Let $R$ be a polynomial ring of several variables over $\mathbb{Q}$ (says $x_1,…,x_n$) and $I$ be a prime ideal of $k$. We already knew that $R$ is an integrally closed domain since it is a UFD. Is being integrally closed also applied for the quotient ring $R/I$?
If the statement is not true in general, let us consider the specific case $n=3$ and $I=(x_1^3-x_2^6x_3)$. I have already checked that $I$ is a prime ideal using Eisenstein's criterion. Now is $R/I$ integrally closed? I knew some tools that can be used to check the integral property of a ring extension, but so far I don't know any tools than can also be apply for these cases, since we are working with the integrally closed property over the fraction field.
Any help is appreciated.
Best Answer
The first question asks if every integral domain which is finitely generated over $\mathbb{Q}$ is integrally closed. This is not correct (of course, otherwise we would not need that notion).
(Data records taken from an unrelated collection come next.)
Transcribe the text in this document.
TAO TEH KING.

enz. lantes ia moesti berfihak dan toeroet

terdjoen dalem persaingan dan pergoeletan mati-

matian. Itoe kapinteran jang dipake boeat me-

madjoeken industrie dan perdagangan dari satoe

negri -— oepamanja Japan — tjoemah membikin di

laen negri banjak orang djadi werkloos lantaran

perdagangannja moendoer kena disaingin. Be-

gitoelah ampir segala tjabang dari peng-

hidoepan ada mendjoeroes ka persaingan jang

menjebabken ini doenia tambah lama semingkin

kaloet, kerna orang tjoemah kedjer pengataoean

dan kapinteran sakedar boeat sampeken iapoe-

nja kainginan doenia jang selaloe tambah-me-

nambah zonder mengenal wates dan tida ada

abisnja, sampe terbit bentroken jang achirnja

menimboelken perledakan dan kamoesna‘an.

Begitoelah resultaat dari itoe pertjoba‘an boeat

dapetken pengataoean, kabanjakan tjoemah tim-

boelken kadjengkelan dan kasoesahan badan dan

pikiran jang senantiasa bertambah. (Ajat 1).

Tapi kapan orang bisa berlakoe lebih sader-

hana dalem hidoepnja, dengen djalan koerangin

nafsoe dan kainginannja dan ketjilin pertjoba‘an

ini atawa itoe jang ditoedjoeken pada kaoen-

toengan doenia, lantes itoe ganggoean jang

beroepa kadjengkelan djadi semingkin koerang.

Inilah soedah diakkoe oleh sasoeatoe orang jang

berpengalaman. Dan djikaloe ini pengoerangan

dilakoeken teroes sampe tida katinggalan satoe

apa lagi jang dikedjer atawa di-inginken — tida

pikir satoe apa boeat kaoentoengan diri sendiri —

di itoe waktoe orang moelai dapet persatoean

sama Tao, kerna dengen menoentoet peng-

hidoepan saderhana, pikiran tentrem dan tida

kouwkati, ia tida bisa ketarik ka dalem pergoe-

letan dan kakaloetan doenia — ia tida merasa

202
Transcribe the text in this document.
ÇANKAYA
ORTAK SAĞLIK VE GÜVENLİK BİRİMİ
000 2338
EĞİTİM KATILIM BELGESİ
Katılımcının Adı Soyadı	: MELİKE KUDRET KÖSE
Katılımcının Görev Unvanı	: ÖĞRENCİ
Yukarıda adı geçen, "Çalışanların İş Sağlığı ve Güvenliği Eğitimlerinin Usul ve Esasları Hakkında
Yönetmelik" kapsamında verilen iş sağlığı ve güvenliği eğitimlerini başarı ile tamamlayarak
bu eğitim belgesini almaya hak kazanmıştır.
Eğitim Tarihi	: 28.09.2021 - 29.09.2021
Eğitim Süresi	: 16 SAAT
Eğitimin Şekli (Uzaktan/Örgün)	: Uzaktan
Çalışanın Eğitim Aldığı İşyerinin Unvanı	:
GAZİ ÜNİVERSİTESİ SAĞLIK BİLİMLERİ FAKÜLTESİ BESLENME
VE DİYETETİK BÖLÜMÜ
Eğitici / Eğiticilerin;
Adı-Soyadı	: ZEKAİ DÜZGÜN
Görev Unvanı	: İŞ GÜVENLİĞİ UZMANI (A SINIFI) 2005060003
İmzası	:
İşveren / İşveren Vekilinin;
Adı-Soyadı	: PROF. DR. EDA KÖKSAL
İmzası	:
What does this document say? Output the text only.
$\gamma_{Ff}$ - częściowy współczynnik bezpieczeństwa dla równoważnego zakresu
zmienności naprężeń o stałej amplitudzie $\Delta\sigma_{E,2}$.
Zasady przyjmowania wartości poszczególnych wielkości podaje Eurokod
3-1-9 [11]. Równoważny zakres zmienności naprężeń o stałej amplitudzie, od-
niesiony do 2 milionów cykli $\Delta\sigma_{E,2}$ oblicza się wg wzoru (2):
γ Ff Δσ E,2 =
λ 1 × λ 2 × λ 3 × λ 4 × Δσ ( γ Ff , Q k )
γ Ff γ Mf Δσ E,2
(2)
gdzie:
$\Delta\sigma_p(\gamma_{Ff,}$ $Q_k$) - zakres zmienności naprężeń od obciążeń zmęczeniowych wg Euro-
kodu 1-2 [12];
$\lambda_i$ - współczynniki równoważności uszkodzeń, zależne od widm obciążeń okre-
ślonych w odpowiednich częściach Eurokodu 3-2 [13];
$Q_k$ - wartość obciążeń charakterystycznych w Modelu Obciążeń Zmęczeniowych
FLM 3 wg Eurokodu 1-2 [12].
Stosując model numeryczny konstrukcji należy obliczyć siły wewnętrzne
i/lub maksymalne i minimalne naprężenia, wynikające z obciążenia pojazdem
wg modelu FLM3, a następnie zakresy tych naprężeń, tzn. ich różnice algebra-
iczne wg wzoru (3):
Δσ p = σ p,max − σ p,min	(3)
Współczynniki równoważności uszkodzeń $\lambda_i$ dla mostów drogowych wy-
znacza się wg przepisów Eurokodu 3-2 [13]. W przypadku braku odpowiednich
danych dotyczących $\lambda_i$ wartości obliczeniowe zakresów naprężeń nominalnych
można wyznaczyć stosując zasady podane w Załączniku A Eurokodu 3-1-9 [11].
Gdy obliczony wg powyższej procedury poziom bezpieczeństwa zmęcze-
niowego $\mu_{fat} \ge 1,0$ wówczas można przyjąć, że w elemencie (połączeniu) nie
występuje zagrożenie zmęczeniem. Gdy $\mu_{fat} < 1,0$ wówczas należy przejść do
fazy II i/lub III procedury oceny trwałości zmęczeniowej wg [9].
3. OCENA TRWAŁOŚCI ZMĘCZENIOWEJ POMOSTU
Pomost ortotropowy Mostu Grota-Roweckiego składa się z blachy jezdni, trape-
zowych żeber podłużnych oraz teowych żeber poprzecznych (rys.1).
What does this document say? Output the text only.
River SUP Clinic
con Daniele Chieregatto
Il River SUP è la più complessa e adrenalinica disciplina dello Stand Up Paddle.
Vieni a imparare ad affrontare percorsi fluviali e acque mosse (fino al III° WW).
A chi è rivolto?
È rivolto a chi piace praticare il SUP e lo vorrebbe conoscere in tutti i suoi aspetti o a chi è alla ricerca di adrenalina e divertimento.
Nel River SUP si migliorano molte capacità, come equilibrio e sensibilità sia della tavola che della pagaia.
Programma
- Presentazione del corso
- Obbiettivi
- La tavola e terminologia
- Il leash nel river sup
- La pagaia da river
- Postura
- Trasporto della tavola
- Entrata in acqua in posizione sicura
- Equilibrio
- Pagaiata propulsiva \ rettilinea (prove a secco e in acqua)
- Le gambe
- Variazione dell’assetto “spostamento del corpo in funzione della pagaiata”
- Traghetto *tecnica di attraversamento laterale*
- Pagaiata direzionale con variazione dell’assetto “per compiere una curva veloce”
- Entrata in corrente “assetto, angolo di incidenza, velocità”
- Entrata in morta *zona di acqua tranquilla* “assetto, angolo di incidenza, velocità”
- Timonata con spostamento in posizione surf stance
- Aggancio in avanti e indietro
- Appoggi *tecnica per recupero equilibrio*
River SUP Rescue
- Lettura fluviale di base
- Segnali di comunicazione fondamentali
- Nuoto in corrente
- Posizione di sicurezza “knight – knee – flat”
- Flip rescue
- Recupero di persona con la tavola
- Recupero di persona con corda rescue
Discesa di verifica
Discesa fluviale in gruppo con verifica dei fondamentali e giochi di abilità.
For example, $\mathbb{Q}[T^2,T^3] \cong \mathbb{Q}[X,Y]/\langle Y^2-X^3\rangle$ is not integrally closed (consider $a=Y/X$, then $a^2=X$).
For your other example $A = \mathbb{Q}[X,Y,Z]/\langle X^3-Y^6 Z \rangle$, in $Q(A)$ we have $ZY^3=(X/Y)^3$, and you can prove $X/Y \notin A$. Thus, $A$ is not integrally closed.